Linda Wolfsgruber hat für diesen klug konzipierten Weg wunderbare Bilder entworfen. Sie sind alle blau – blau wie das Meer, blau wie die romantisch-blaue Blume, blau wie die Sehnsucht. Mal doppelseitig, mal über die Seiten laufend (besonders schön das Landmädchen Monika, die anspielungsreich aus einem Meerjungfrauenschwanz entspringt), mal als blaupapierener Hintergrund. Wolfgrubers Illustrationen sind einfach und bestechend schön. Die Künstlerin schafft luzide, transparente Traumbilder, surreale kleine Inszenierungen und Szenarios, die alle ins – ja schon wieder – Blaue reichen, aus dem Blau hervortauchen, mit dem Blau davon treiben. In diese Bildwelten zieht es einen hinein; man segelt beim Betrachten über die Seiten und leise durch die Szenen. Der Horizont, der Meer und Himmel als feine Linie trennt, ist bei der Seitengestaltung immer mit aufgenommen. Mal stehen sich Text und Bild gegenüber, mal nehmen die Bilder den Schnitt zwischen den Elementen auf. So gelingt es, Text und Bild zu konfrontieren und zu verschmelzen. Markiert werden zarte Übergänge, vom Kindsein zum Erwachsenwerden, von Träumen zum Reisen, von Himmel und Wasser. Das Blau dient dabei als poetischer Maßstab, als ästhetische Recheneinheit. Und man lernt: Das Maß für riesengroß ist Blau.
(Caroline Roeder, Rezension in: 1000 und 1 Buch, #1/2008)
Claudia Theiner: Das Blau und das Meer
Jugendbuch: Ingrid Fasan und Linda Wolfsgruber schaffen einen Fantasieozean.
Bis sich der Wunsch, das Meer zu sehen, erfüllt, vergehen die Jahre der Kindheit, und der Junge zieht sich auf seinen Fantasieozean zurück. Dem Blau der Bilder sind Sehnsucht und Beharrlichkeit eingeschrieben, nicht die schlechte Laune darüber, dass das Erlebnis Meer immer wieder aufgeschoben wird. Ingrid Fasans Geschichte setzt die Südtiroler Künstlerin Linda Wolfsgruber in weiträumigen Illustrationen um. Die Sehnsucht macht sie mithilfe von leiser Metaphorik greifbar, dem Geleise des Nachtzuges, halb Mensch, halb Fisch.

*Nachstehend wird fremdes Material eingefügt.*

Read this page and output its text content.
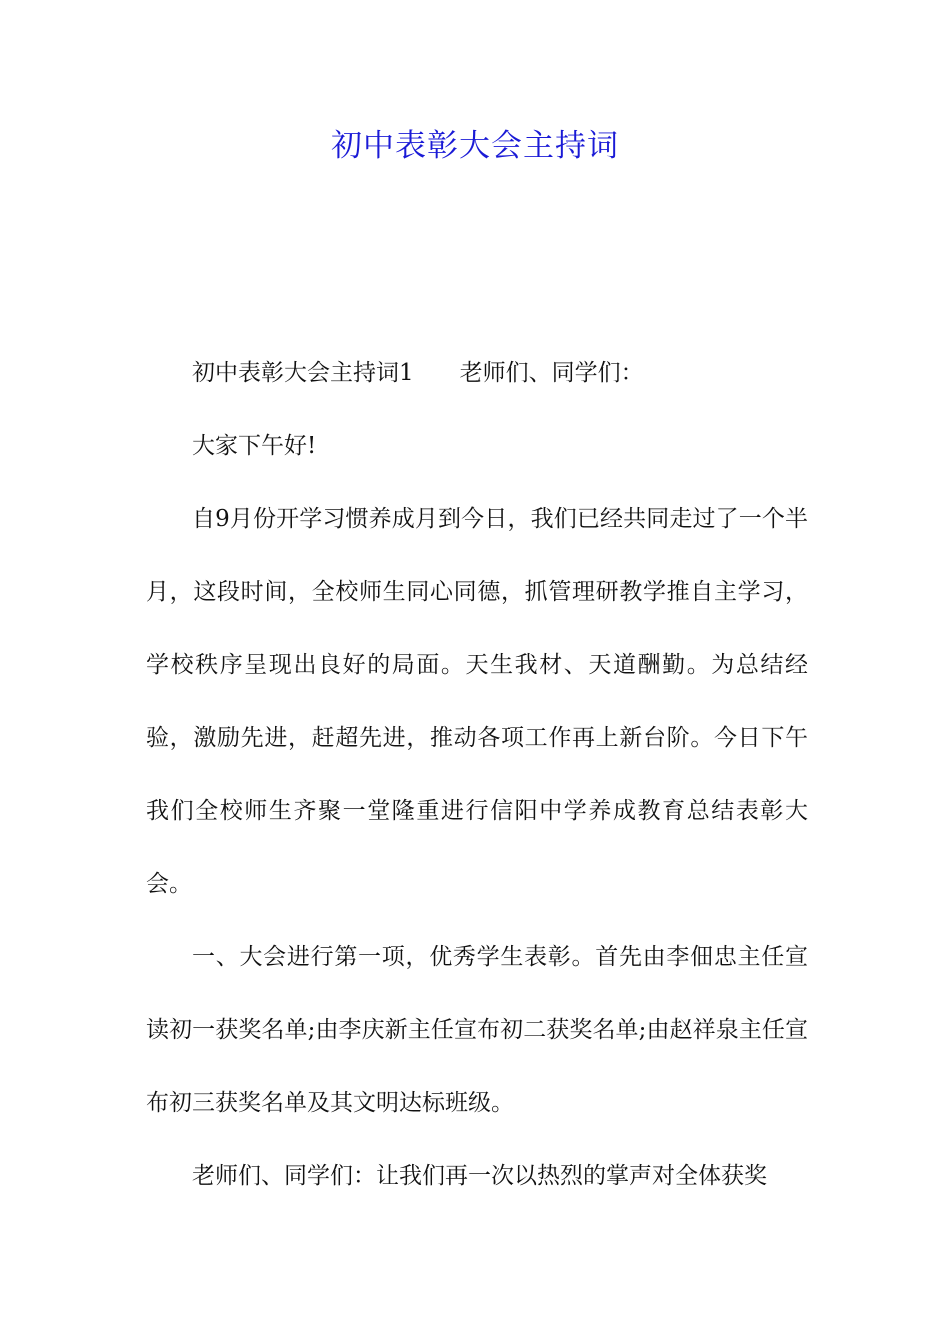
初中表彰大会主持词

初中表彰大会主持词1 老师们、同学们：

大家下午好!

自9月份开学习惯养成月到今日，我们已经共同走过了一个半月，这段时间，全校师生同心同德，抓管理研教学推自主学习，学校秩序呈现出良好的局面。天生我材、天道酬勤。为总结经验，激励先进，赶超先进，推动各项工作再上新台阶。今日下午我们全校师生齐聚一堂隆重进行信阳中学养成教育总结表彰大会。

一、大会进行第一项，优秀学生表彰。首先由李佃忠主任宣读初一获奖名单;由李庆新主任宣布初二获奖名单;由赵祥泉主任宣布初三获奖名单及其文明达标班级。

老师们、同学们：让我们再一次以热烈的掌声对全体获奖
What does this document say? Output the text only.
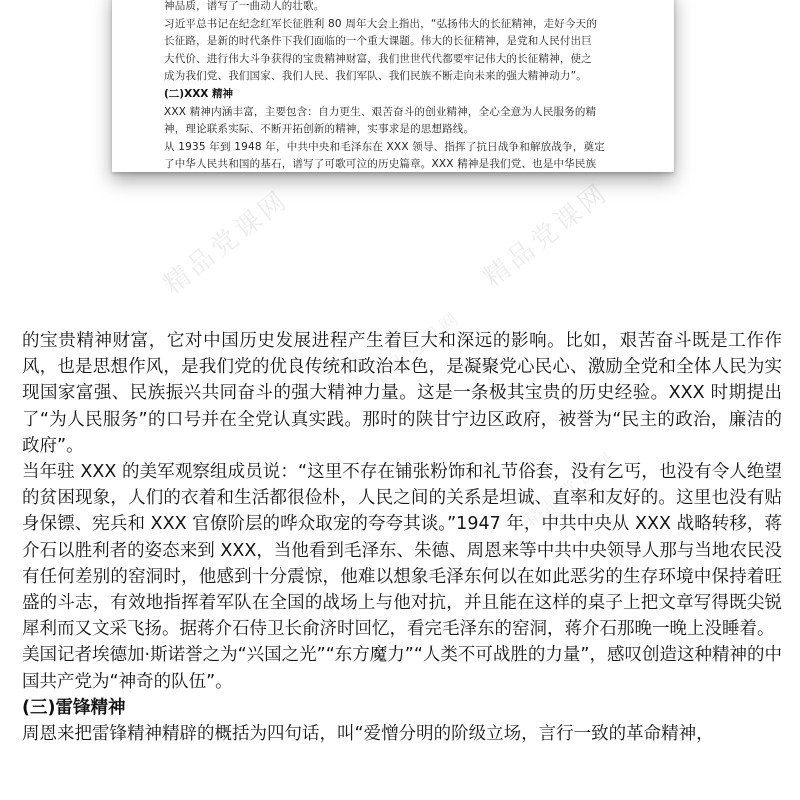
精品党课网	精品党课网
精品党课网
精品党课网

神品质，谱写了一曲动人的壮歌。

习近平总书记在纪念红军长征胜利 80 周年大会上指出，“弘扬伟大的长征精神，走好今天的

长征路，是新的时代条件下我们面临的一个重大课题。伟大的长征精神，是党和人民付出巨

大代价、进行伟大斗争获得的宝贵精神财富，我们世世代代都要牢记伟大的长征精神，使之

成为我们党、我们国家、我们人民、我们军队、我们民族不断走向未来的强大精神动力”。

(二)XXX 精神

XXX 精神内涵丰富，主要包含：自力更生、艰苦奋斗的创业精神，全心全意为人民服务的精

神，理论联系实际、不断开拓创新的精神，实事求是的思想路线。

从 1935 年到 1948 年，中共中央和毛泽东在 XXX 领导、指挥了抗日战争和解放战争，奠定

了中华人民共和国的基石，谱写了可歌可泣的历史篇章。XXX 精神是我们党、也是中华民族

的宝贵精神财富，它对中国历史发展进程产生着巨大和深远的影响。比如，艰苦奋斗既是工作作风，也是思想作风，是我们党的优良传统和政治本色，是凝聚党心民心、激励全党和全体人民为实现国家富强、民族振兴共同奋斗的强大精神力量。这是一条极其宝贵的历史经验。XXX 时期提出了“为人民服务”的口号并在全党认真实践。那时的陕甘宁边区政府，被誉为“民主的政治，廉洁的政府”。

当年驻 XXX 的美军观察组成员说：“这里不存在铺张粉饰和礼节俗套，没有乞丐，也没有令人绝望的贫困现象，人们的衣着和生活都很俭朴，人民之间的关系是坦诚、直率和友好的。这里也没有贴身保镖、宪兵和 XXX 官僚阶层的哗众取宠的夸夸其谈。”1947 年，中共中央从 XXX 战略转移，蒋介石以胜利者的姿态来到 XXX，当他看到毛泽东、朱德、周恩来等中共中央领导人那与当地农民没有任何差别的窑洞时，他感到十分震惊，他难以想象毛泽东何以在如此恶劣的生存环境中保持着旺盛的斗志，有效地指挥着军队在全国的战场上与他对抗，并且能在这样的桌子上把文章写得既尖锐犀利而又文采飞扬。据蒋介石侍卫长俞济时回忆，看完毛泽东的窑洞，蒋介石那晚一晚上没睡着。

美国记者埃德加·斯诺誉之为“兴国之光”“东方魔力”“人类不可战胜的力量”，感叹创造这种精神的中国共产党为“神奇的队伍”。

(三)雷锋精神

周恩来把雷锋精神精辟的概括为四句话，叫“爱憎分明的阶级立场，言行一致的革命精神，
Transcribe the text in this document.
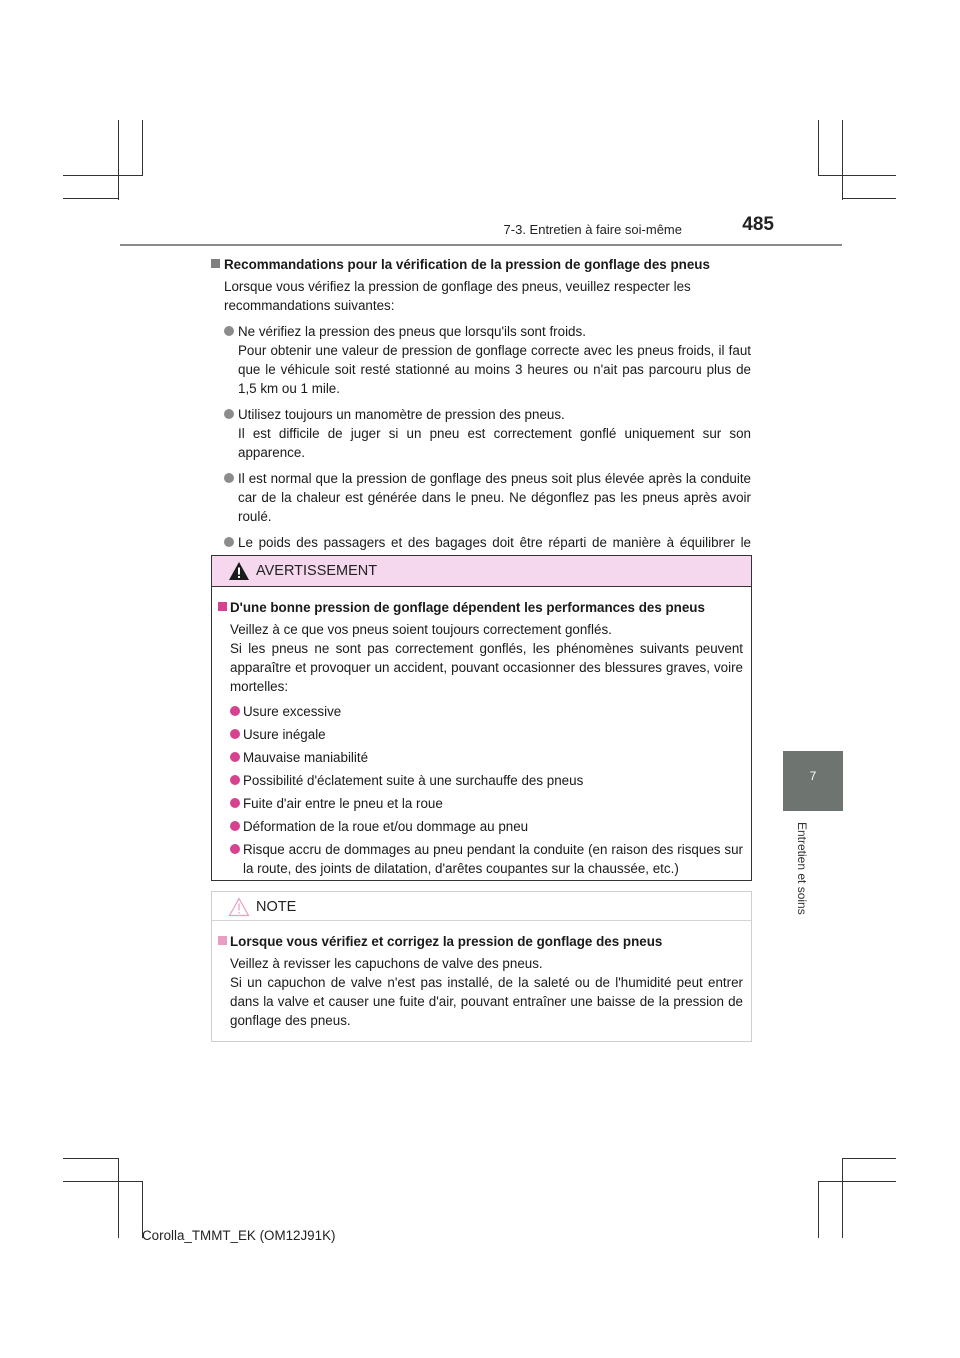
7-3. Entretien à faire soi-même	485
7
Entretien et soins
Recommandations pour la vérification de la pression de gonflage des pneus
Lorsque vous vérifiez la pression de gonflage des pneus, veuillez respecter les recommandations suivantes:
Ne vérifiez la pression des pneus que lorsqu'ils sont froids.
Pour obtenir une valeur de pression de gonflage correcte avec les pneus froids, il faut que le véhicule soit resté stationné au moins 3 heures ou n'ait pas parcouru plus de 1,5 km ou 1 mile.
Utilisez toujours un manomètre de pression des pneus.
Il est difficile de juger si un pneu est correctement gonflé uniquement sur son apparence.
Il est normal que la pression de gonflage des pneus soit plus élevée après la conduite car de la chaleur est générée dans le pneu. Ne dégonflez pas les pneus après avoir roulé.
Le poids des passagers et des bagages doit être réparti de manière à équilibrer le
AVERTISSEMENT
D'une bonne pression de gonflage dépendent les performances des pneus
Veillez à ce que vos pneus soient toujours correctement gonflés.
Si les pneus ne sont pas correctement gonflés, les phénomènes suivants peuvent apparaître et provoquer un accident, pouvant occasionner des blessures graves, voire mortelles:
Usure excessive
Usure inégale
Mauvaise maniabilité
Possibilité d'éclatement suite à une surchauffe des pneus
Fuite d'air entre le pneu et la roue
Déformation de la roue et/ou dommage au pneu
Risque accru de dommages au pneu pendant la conduite (en raison des risques sur la route, des joints de dilatation, d'arêtes coupantes sur la chaussée, etc.)
NOTE
Lorsque vous vérifiez et corrigez la pression de gonflage des pneus
Veillez à revisser les capuchons de valve des pneus.
Si un capuchon de valve n'est pas installé, de la saleté ou de l'humidité peut entrer dans la valve et causer une fuite d'air, pouvant entraîner une baisse de la pression de gonflage des pneus.
Corolla_TMMT_EK (OM12J91K)
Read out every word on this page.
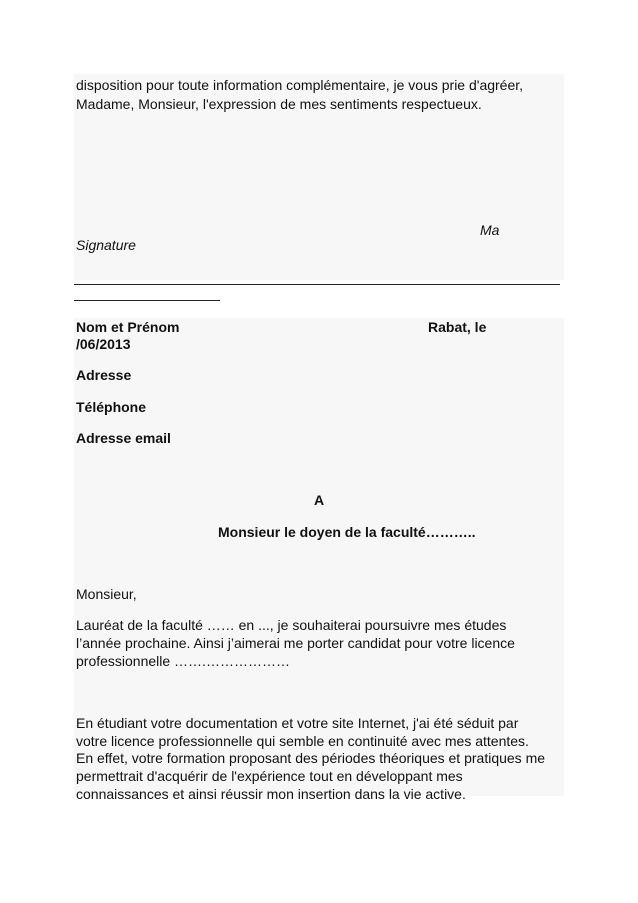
disposition pour toute information complémentaire, je vous prie d'agréer,
Madame, Monsieur, l'expression de mes sentiments respectueux.
Ma
Signature
Nom et Prénom	Rabat, le
/06/2013
Adresse
Téléphone
Adresse email
A
Monsieur le doyen de la faculté………..
Monsieur,
Lauréat de la faculté …… en ..., je souhaiterai poursuivre mes études
l’année prochaine. Ainsi j’aimerai me porter candidat pour votre licence
professionnelle …….………………
En étudiant votre documentation et votre site Internet, j'ai été séduit par
votre licence professionnelle qui semble en continuité avec mes attentes.
En effet, votre formation proposant des périodes théoriques et pratiques me
permettrait d'acquérir de l'expérience tout en développant mes
connaissances et ainsi réussir mon insertion dans la vie active.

Stilisierte Figuren vor kräftigem Blau, eingeschobene Farbflächen, Schattierungen und Typografie-Variationen erzeugen die charakteristische Schwingung des Buches.
„Das Meer ist riesengroß“ wurde vor Kurzem mit dem Österreichischen Kinder- und Jugendliteraturpreis 2008 ausgezeichnet.
(Claudia Theiner, Rezension in: ff. Das Südtiroler Wochenmagazin, veröffentlicht am 29. Mai 2008)
Studien- und Beratungsstelle für Kinder- und Jugendliteratur: [Rezension]
Verschwommen im Meer, getrieben von den Wellen des Schicksals zwischen Kindheit, Jugend und dem Erwachsenwerden. Der im Alter von sechs Jahren ausgesprochene Wunsch, das Meer zu sehen, zieht sich über knapp ein Jahrzehnt bis zu seiner Erfüllung. Dazwischen liegen Irrfahrten und Ablenkungen, verursacht durch Krankheiten, eine Scheidung oder die erste Liebe. Das Meer in seiner unfassbaren Größe erstreckt sich in der Inhalts-, Text- und Bildgestaltung als Metapher für die Vielschichtigkeit des Lebens.
Linda Wolfsgrubers ausschließlich in blauen Farbtönen gehaltene Illustrationen scheinen zwischen stark zurück genommenen Objekten und breiten Farbflächen zu verfließen. Sie erzeugen das Gefühl einer langsamen, aber stetig treibenden Bewegung, die sich im Text widerspiegelt. Ein auf allen künstlerischen Ebenen anspruchsvoll gestaltetes Bilderbuch über das Treiben zwischen den Wellen des Lebens.
(Rezension für: STUBE. Studien- und Beratungsstelle für Kinder- Jugendliteratur)
https://www.biblio.at/rezonline/ajax.php?action=rezension&medid=47448&rezid=27953
Österreichischer Kinder- und Jugendbuchpreis: „…und plötzlich war die Geschichte da.“
„Das Meer ist riesengroß“ erzählt die Geschichte von jemandem, der davon träumt, ans Meer zu fahren. Wie sind Sie denn zu diesem Stoff gekommen?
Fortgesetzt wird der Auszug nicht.